El primer puesto respecto al asesinato de mujeres, en los últimos años, lo solía ocupar Guatemala. “Ahora, Honduras tiene el primero, El Salvador el segundo, y Guatemala el tercero”, afirma la defensora de los derechos de las mujeres. Y explica que esta situación se da no porque haya bajado la cifra en Guatemala, sino porque ha subido en Honduras.

“¿Qué tienen en común Guatemala y El Salvador? Las guerras internas. Honduras, no. Pero Honduras salta después del golpe de Estado. Es lo que cambia la situación allí. El problema tiene que ver con el papel del Estado y el debilitamiento de las estructuras estatales, algo que afecta a toda América Latina”, añade la activista.
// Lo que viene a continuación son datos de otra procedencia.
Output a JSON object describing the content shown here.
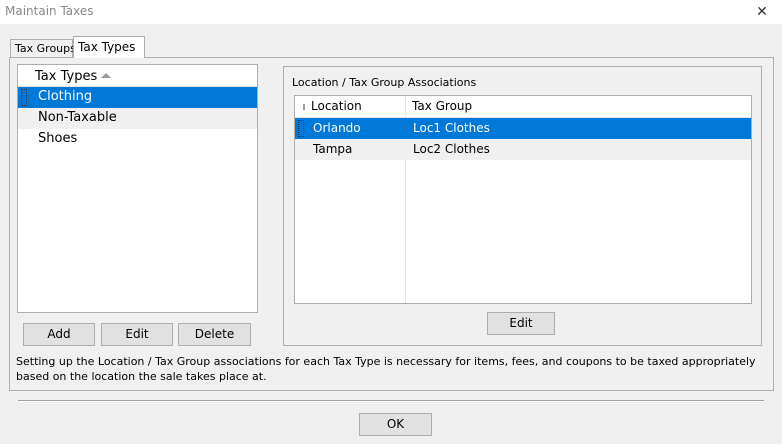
{
  "window": {
    "title": "Maintain Taxes",
    "close_glyph": "✕"
  },
  "tabs": [
    {
      "label": "Tax Groups",
      "selected": false
    },
    {
      "label": "Tax Types",
      "selected": true
    }
  ],
  "tax_types_list": {
    "header": "Tax Types",
    "sort": "ascending",
    "items": [
      {
        "label": "Clothing",
        "selected": true
      },
      {
        "label": "Non-Taxable",
        "selected": false
      },
      {
        "label": "Shoes",
        "selected": false
      }
    ]
  },
  "list_buttons": {
    "add": "Add",
    "edit": "Edit",
    "delete": "Delete"
  },
  "associations": {
    "group_label": "Location / Tax Group Associations",
    "columns": [
      "Location",
      "Tax Group"
    ],
    "rows": [
      {
        "location": "Orlando",
        "tax_group": "Loc1 Clothes",
        "selected": true
      },
      {
        "location": "Tampa",
        "tax_group": "Loc2 Clothes",
        "selected": false
      }
    ],
    "edit_label": "Edit"
  },
  "help_text": "Setting up the Location / Tax Group associations for each Tax Type is necessary for items, fees, and coupons to be taxed appropriately based on the location the sale takes place at.",
  "footer": {
    "ok_label": "OK"
  },
  "colors": {
    "selection": "#0078d7",
    "alt_row": "#f0f0f0",
    "background": "#f0f0f0"
  }
}
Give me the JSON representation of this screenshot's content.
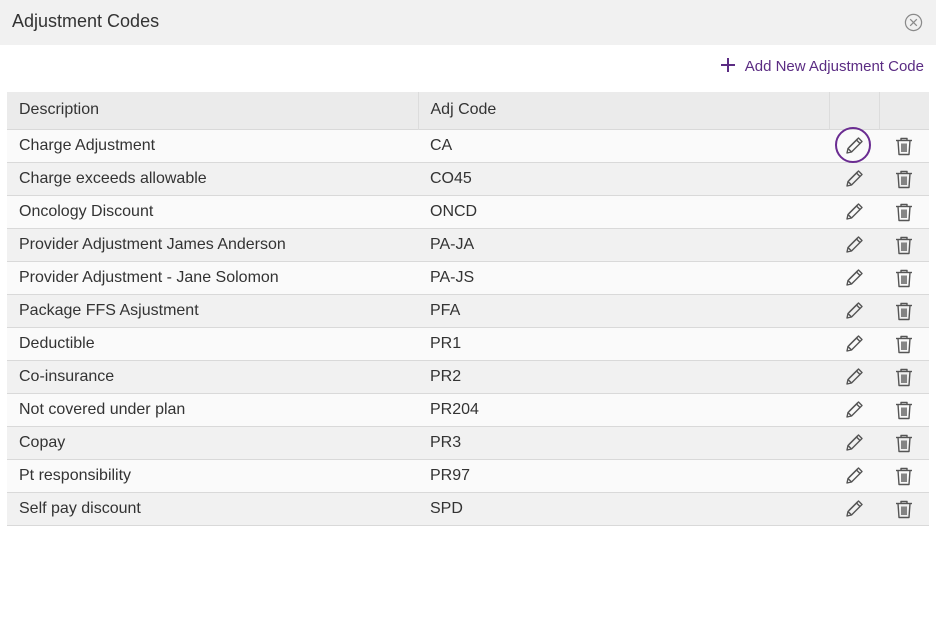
{
  "dialog": {
    "title": "Adjustment Codes",
    "close_icon": "close-circle-icon"
  },
  "toolbar": {
    "add_label": "Add New Adjustment Code",
    "add_icon": "plus-icon",
    "accent_color": "#5b2c83"
  },
  "table": {
    "columns": [
      "Description",
      "Adj Code",
      "",
      ""
    ],
    "rows": [
      {
        "description": "Charge Adjustment",
        "code": "CA"
      },
      {
        "description": "Charge exceeds allowable",
        "code": "CO45"
      },
      {
        "description": "Oncology Discount",
        "code": "ONCD"
      },
      {
        "description": "Provider Adjustment James Anderson",
        "code": "PA-JA"
      },
      {
        "description": "Provider Adjustment - Jane Solomon",
        "code": "PA-JS"
      },
      {
        "description": "Package FFS Asjustment",
        "code": "PFA"
      },
      {
        "description": "Deductible",
        "code": "PR1"
      },
      {
        "description": "Co-insurance",
        "code": "PR2"
      },
      {
        "description": "Not covered under plan",
        "code": "PR204"
      },
      {
        "description": "Copay",
        "code": "PR3"
      },
      {
        "description": "Pt responsibility",
        "code": "PR97"
      },
      {
        "description": "Self pay discount",
        "code": "SPD"
      }
    ],
    "row_actions": [
      "pencil-icon",
      "trash-icon"
    ],
    "focused_row": 0
  }
}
Es cierto que en el caso particular de Guatemala pesa también la herencia de una guerra fratricida de casi cuatro décadas, ?el acuerdo de paz se firmó en 1996?, que dejó más de 200.000 muertos o desaparecidos, sin que se haya juzgado jamás a los verdugos. “Hemos tenido 36 años de conflicto armado durante los cuales el aparato de Estado se usó para la represión. Toda la estructura estatal quedó en manos de gente que tenía esa mentalidad del enemigo interno, que así se llamaba a la gente que quería una Guatemala distinta. Eso no se desmontó con la firma de la paz. La estructura del Estado quedó como era, con las mismas personas de la guerra. Por eso, no piensan en la justicia”, explica Barrios.

A ese clima de impunidad generalizada se une un cambio de perspectiva. Ahora, las mujeres encarnan al enemigo interno, sostiene la activista, “porque empezamos a salir a la calle, a trabajar, a ser autónomas, a tener ingresos propios, a reivindicar espacios públicos y cuotas de poder. A medida que hay más participación política y más mujeres buscando cargos públicos, hay más asesinatos. El mensaje social parece ser que la mujer que sale de casa corre más peligro que la que se queda encerrada, aunque esto sea un mito. Porque incluso los maridos que te golpean y pegan en las casas no te matan como te matan en la calle. Es una forma de terrorismo”.